Slumps are also known as ruts, rough patches, potholes, *&^*#&!!, or damn I feel crappy lately.
[Slumps are different than depression though, so if you think you might be depressed please talk to a professional as soon as possible.]
Even though I blog about healthy exercise and eating, I go through slumps just like any other person. I’m human…I mess up…I trip up…I get down on myself. I like to blog about the good times and the bad times because I think both are equally important to talk about. Whether they are exercise slumps, eating slumps, business or school slumps, health slumps, relationship slumps, or even, I don’t know why slumps…they just happen.
Slumps can occur at the same time and create a vicious cycle that is hard to get out of. First, I had my sciatic injury which put me out of my half marathon training. That negatively impacted my exercise, eating, and mood. My mood impacted my eating. Then I got the flu which took me out of exercise completely and also affected my eating habits. This impacted my work and personal life. Negative mood –> official SLUMP!

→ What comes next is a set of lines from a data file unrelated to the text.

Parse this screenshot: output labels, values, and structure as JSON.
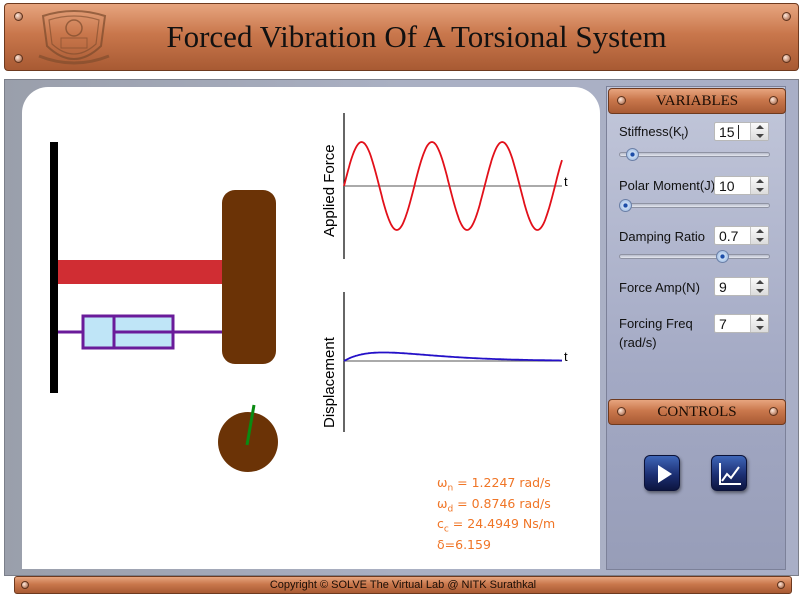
{
  "header": {
    "title": "Forced Vibration Of A Torsional System"
  },
  "graphs": {
    "top_label": "Applied Force",
    "bottom_label": "Displacement",
    "time_marker": "t"
  },
  "readouts": {
    "wn": {
      "symbol": "ω",
      "sub": "n",
      "text": " = 1.2247 rad/s"
    },
    "wd": {
      "symbol": "ω",
      "sub": "d",
      "text": " = 0.8746 rad/s"
    },
    "cc": {
      "symbol": "c",
      "sub": "c",
      "text": " = 24.4949 Ns/m"
    },
    "delta": {
      "text": "δ=6.159"
    }
  },
  "variables": {
    "heading": "VARIABLES",
    "stiffness": {
      "label": "Stiffness(K",
      "label_sub": "t",
      "label_end": ")",
      "value": "15",
      "slider_fraction": 0.05
    },
    "polar_moment": {
      "label": "Polar Moment(J)",
      "value": "10",
      "slider_fraction": 0.0
    },
    "damping_ratio": {
      "label": "Damping Ratio",
      "value": "0.7",
      "slider_fraction": 0.7
    },
    "force_amp": {
      "label": "Force Amp(N)",
      "value": "9"
    },
    "forcing_freq": {
      "label_line1": "Forcing Freq",
      "label_line2": "(rad/s)",
      "value": "7"
    }
  },
  "controls": {
    "heading": "CONTROLS",
    "play_icon": "play-icon",
    "graph_icon": "line-graph-icon"
  },
  "footer": {
    "text": "Copyright © SOLVE The Virtual Lab @ NITK Surathkal"
  },
  "colors": {
    "shaft": "#d02d33",
    "disc": "#6b3306",
    "damper_fill": "#bfe5f7",
    "damper_stroke": "#6a1b9a",
    "force_curve": "#e2101a",
    "displacement_curve": "#2410c8",
    "readout_text": "#f07526",
    "indicator": "#0a8a12"
  }
}
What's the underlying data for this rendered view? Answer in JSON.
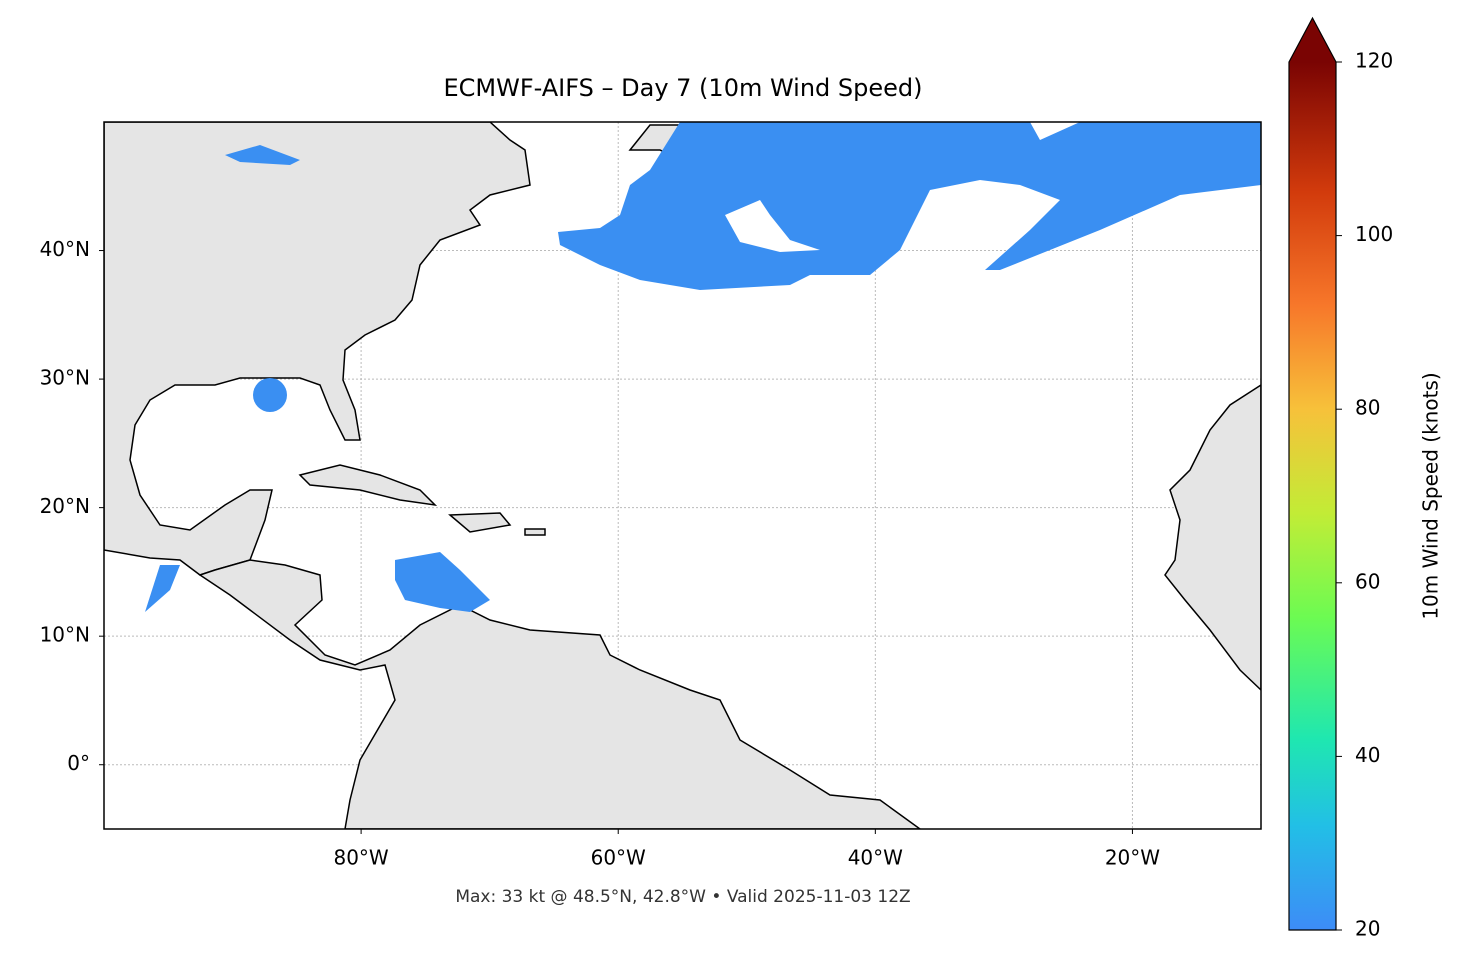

It is hard not to feel down when going through a rough patch, but I’ve found that if I take matters into my own hands and create positive solutions, I feel much better, faster.
To help create a plan for myself, I first had to identify the slumps in my life and then create solutions for each.
|Stick with healthy flu fighting habits.
|2) Sciatic Nerve Injury
|My sciatic nerve isn’t sore anymore (yay) and I want to continue stretching and yoga as a preventative measure.
|I was unable to exercise during much of April (except for the elliptical a bit during the sciatic injury) and I’m feeling out of shape. My solution is to create a few exercise goals that I will be able to stick to in May. More on this below.
|For me, it is extra difficult to eat healthy when I’m not working out. When I am working out, I find it much easier to eat healthy. They go hand in hand. My eating in April has been all over the map. I lost my appetite and taste buds during my flu so I have had no desire to eat vegetables like I usually do. This also left me craving super sweet foods. In May I need to get my eating back on track.
I’m a very goal-oriented person so I broke the slumps down into achievable goals for May.
Exercise & Eating Goals
Exercise Goals: Strength – Stretch – Cardio – Rest every week.
- Strength: 1 Body Pump class per week
- Stretch: 1 yoga class per week (I’m going to try hot yoga soon), plus stretching after workouts
- Cardio like running, hiking, elliptical 5-6 days a week for ~30-60 minutes each.
- 1 Rest day a week, or as needed
While I was at the end of my half marathon training in March before this all began, I won’t be jumping back into training just yet. I want to ease into running and focus on my overall fitness before getting lost in a training plan again. I feel like this is a good chance for me to direct my focus elsewhere.
- Eat more veggies: wash & chop up a bunch every Sunday and keep in containers in fridge as a time saver.
- Green Monsters few times a week
- Juicing most mornings
- Structure Meals and limit snacking: Good sized breakfast, lunch, afternoon snack, light dinner & treat.
- Cook! I’ve been going through a major cooking slump (basically not wanting to cook at all), but I want to get back to cooking more dinners and having more structured meals.
- Meal Planning: Along the same line of cooking more dinners, I need to plan out meals that I can cook each week. I hope to do this on the weekend before grocery shopping for the week.
Not only do I think these goals are achievable, but by the end of May (and probably sooner) I will be back in the groove. I also hope to blog more about these goals throughout May to let you know how I am doing.
Oh, and I’m printing out my goals and putting them where I can see them. :)
Right now, I’m off to do some meal planning for the week. Any ideas for me?
Do you struggle with eating or exercise slumps? How do you get back in the groove?